# Attacker Drains About $20 Million From BonkDAO by Buying a Governance Majority

A capital-rich actor spent roughly $4.4 million to acquire the votes needed to pass a proposal that emptied the treasury.

- Published: 2026-07-07T10:34:27.218Z
- Canonical: https://polylog.news/crypto/2026-07-07/attacker-drains-about-20-million-from-bonkdao-by-buying-a-go
- Publisher: Polylog (Crypto desk)
- Section: crypto
- Sources: [CoinDesk](https://www.coindesk.com/markets/2026/07/07/bonk-faces-usd20-million-treasury-drain-after-attacker-spends-usd4-million-to-pass-malicious-proposal), [crypto.news](https://crypto.news/bonkdao-reveals-20m-dollars-treasury-raid-attack/)

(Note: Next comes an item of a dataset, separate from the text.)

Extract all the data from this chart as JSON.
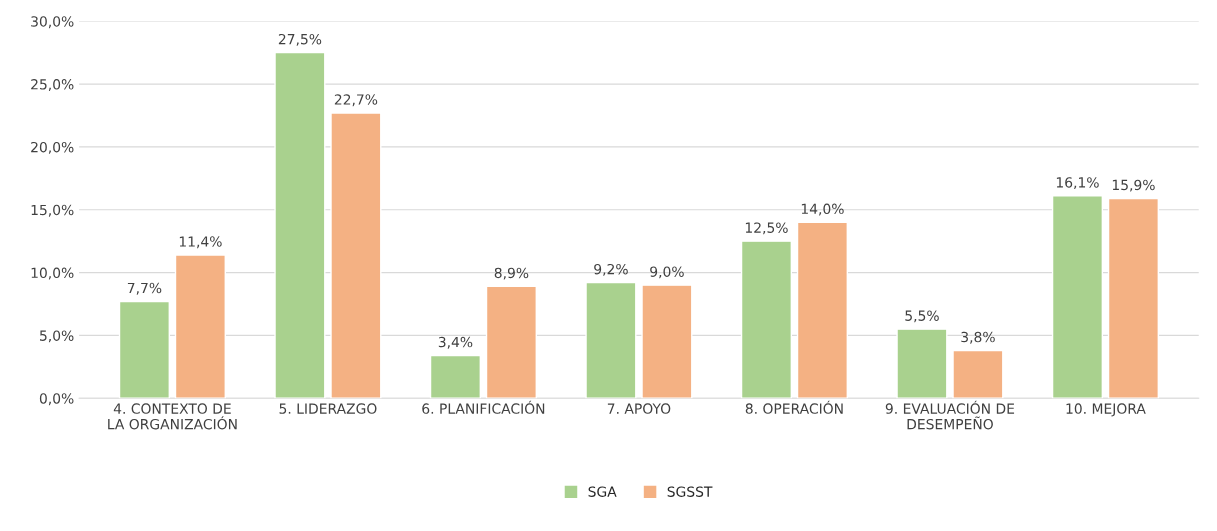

An attacker used BonkDAO's own on-chain governance system to steal about $20 million from the treasury of BONK, a memecoin built on the Solana blockchain, by exploiting its token-weighted voting. According to [CoinDesk](https://www.coindesk.com/markets/2026/07/07/bonk-faces-usd20-million-treasury-drain-after-attacker-spends-usd4-million-to-pass-malicious-proposal), the method was governance capture rather than a flaw in the smart-contract code. An anonymous wallet submitted a proposal on June 30 to send the treasury to an address it controlled. Then, over July 4 and 5, a separate wallet spent roughly $4.4 million buying just over 1% of BONK's supply on the exchanges Bybit and Binance.

That purchase was enough to reach quorum, the minimum participation required for a vote to count, in a ballot with low turnout. On July 6 the wallet voted its full stake in favor, the measure passed with almost unanimous support, and about $20 million in tokens moved automatically out of the treasury. Roughly $188,000 was later sent to an exchange, likely to be cashed out, while about $19 million remains in a multi-signature wallet that requires several approvals to move.

BonkDAO said it is coordinating with exchanges, the Solana Foundation, and law enforcement to recover the funds. The root cause is structural. When a treasury is governed by token-weighted votes and turnout is low, anyone willing to spend less than the value of the treasury can buy a decisive majority, a weakness that no audit of the contract code would detect.

## What this means

The incident clearly demonstrates that decentralized governance can be a financial attack surface, not just a coordination tool. Any protocol whose treasury is worth more than the market cost of a voting majority faces the same math, which pushes serious projects toward timelocks (enforced delays before an approved action can execute), execution delays, and quorum rules that raise the cost of capture.

## What to watch

- Whether any of the roughly $19 million in the multi-signature wallet is frozen or returned, which will test how much influence exchanges and foundations retain after funds leave a treasury.
- Whether other token-governed treasuries add execution delays or veto mechanisms in response, the practical fix that would make imitation attacks harder.